Entusiasta dell’idea il dottor Giorgio Guidetti, direttore del Servizio di Audio-Vestibologia e Rieducazione Vestibolare: “Oggi cozziamo contro un muro di gomma che blocca ogni tipo di iniziativa e di progetti. Quello di Carpi è un ospedale importante e credo sia fondamentale supportarlo poichè ad oggi vi sono problemi enormi. Nei miei due anni di permanenza non ho notato alcun miglioramento voluto dall’alto bensì tentativi da parte delle persone che sono qui di fare tutto il possibile per rimediare alle carenze esistenti. Vi sono persone, come ad esempio la stilista Molinari, che cercano di esercitare delle pressioni politico-amministrative per tentare di smuovere qualcosa: è evidente che sul territorio vi sia la volontà diffusa di lavorare per il bene del Ramazzini. La costituzione di una fondazione sarebbe un’operazione giusta e doverosa e sarei il primo a supportarla. Un organo al di sopra delle parti diventa fondamentale se le scelte politiche dell’azienda non ci supportano e non ci proteggono.

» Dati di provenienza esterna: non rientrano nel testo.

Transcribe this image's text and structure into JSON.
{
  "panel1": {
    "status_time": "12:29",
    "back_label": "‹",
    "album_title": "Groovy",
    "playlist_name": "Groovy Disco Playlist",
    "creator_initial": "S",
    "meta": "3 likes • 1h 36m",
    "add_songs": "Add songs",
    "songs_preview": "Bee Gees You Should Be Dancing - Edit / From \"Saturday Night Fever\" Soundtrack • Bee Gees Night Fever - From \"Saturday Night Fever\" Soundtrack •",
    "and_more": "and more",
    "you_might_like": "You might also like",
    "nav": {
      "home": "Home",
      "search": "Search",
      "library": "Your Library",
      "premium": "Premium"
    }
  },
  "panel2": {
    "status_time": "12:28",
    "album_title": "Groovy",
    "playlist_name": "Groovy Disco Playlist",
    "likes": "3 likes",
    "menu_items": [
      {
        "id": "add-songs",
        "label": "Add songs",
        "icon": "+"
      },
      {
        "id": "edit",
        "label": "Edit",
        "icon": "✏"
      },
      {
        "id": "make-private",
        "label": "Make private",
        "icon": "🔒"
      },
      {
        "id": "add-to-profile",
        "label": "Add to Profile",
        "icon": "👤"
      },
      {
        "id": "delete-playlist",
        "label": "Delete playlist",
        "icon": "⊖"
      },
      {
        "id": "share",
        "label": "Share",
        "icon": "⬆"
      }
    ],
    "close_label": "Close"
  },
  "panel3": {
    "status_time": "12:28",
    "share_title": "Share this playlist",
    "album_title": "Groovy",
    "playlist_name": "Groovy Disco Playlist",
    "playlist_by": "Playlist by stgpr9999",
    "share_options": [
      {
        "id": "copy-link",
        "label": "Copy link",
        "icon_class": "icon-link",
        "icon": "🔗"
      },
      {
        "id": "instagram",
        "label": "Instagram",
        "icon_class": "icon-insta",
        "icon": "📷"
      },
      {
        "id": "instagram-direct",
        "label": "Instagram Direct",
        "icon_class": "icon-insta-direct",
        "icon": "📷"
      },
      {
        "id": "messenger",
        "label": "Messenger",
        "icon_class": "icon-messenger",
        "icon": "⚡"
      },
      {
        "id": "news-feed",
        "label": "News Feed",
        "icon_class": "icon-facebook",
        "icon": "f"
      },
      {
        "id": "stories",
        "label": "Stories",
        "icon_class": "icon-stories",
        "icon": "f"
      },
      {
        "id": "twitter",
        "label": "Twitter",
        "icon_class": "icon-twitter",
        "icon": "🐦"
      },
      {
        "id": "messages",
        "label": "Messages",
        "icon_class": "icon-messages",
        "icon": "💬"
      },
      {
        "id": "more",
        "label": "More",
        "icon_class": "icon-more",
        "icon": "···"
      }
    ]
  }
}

Se la direzione generale continuerà ad affossare la qualità delle prestazioni di Carpi a favore di altri centri, il rischio è quello di trasformare l’ospedale in un dispensatore di prestazioni di routine e di basso livello e tutto ciò è inaccettabile. Una fondazione che si occupi di mantenere alta la qualità della sanità locale, magari in un’ottica di Area Nord – Carpi e Mirandola – potrebbe aiutarci ad andar lontano e a diventare centri di eccellenza”.